2.1 Intentionen der AMS-Standards
Der Nationale (deutsche) Leitfaden für Arbeitsschutz-Managementsysteme (NLA) ist ein Ergebnis der in den 1990er-Jahren verstärkten Diskussion der Thematik Arbeitsschutzmanagement sowie der in England, Australien und Neuseeland bereits vorliegenden Normen für Arbeitsschutz-Managementsysteme. In Deutschland gab es Bestrebungen unterschiedlichster Gruppen (Bundesländer, Unfallversicherungsträger, Verbände etc.), eigene, auf die Besonderheiten der jeweiligen Gruppen zugeschnittene AMS-Leitfäden zu entwickeln. Diesen drohenden Wildwuchs versuchten die Entwickler des NLA mit einem gemeinsamen AMS-Standard zu kanalisieren. Die Bundesländer und die Unfallversicherungsträger erhielten die Möglichkeit, unterhalb des NLA spezifische Leitfäden zu schaffen. Eine weitere Intention war die Weiterentwicklung der "Kontrolle" durch die staatlichen Ämter und die Unfallversicherungsträger hin zu einer Systemprüfung und Steigerung der Wirksamkeit. Da eine Normung von AMS nicht gewünscht war, wurde auch eine Zertifizierung nach dem NLA ausgeschlossen.
SCC entstand in der Petrochemischen Industrie. Vor allem bei Revisionen wurden viele Kontraktoren beauftragt, deren Sicherheitsstandard häufig unter dem der Auftraggeber lag. Die Konsequenz waren vergleichsweise viele Unfälle, höhere Gefährdungen für die eigenen Beschäftigten, teilweise verlängerte Stillstände und Imageverluste. Die Lösung, bei den möglichen Kontraktoren Audits durchzuführen, war sehr aufwändig. Deshalb wurde ein einheitliches "Auditsystem" zur Begutachtung von Kontraktoren und später auch von Personaldienstleistern entwickelt. Die primäre Intention von SCC ist die Einschätzung der Arbeitsschutzfähigkeit eines Kontraktors, bevor er beauftragt wird (Pre-qualification of Contractor).

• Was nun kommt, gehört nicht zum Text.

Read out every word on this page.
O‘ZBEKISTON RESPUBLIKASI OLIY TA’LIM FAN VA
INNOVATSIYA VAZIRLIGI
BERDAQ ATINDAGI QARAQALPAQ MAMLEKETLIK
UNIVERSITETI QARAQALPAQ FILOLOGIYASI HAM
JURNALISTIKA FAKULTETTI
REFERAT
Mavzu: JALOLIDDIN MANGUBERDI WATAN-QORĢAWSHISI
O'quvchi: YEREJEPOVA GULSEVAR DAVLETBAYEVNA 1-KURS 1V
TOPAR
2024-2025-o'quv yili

Wesentliche Intentionen der Entwicklung einer internationalen Norm für Arbeitsschutz-Managementsysteme waren:
- international einheitliche Anforderungen an ein Managementsystem für Sicherheit und Gesundheit bei der Arbeit (SGA-MS) zu schaffen;
- ein Managementsystem für Sicherheit und Gesundheit bei der Arbeit zu beschreiben, das im Einklang steht mit der Grundstruktur anderer, in der Praxis relevanter Managementsysteme;
- einen Rahmen bereitzustellen, um SGA-Risiken zu reduzieren;
- Organisationen (Unternehmen) in die Lage zu versetzen, sichere und gesundheitsgerechte Arbeitsplätze bereitzustellen, arbeitsbedingte Verletzungen und Erkrankungen zu vermeiden und ihre SGA-Leistung fortlaufend zu verbessern;
- eine anerkannte Grundlage für die Begutachtung (Zertifizierung) von AMS zu schaffen.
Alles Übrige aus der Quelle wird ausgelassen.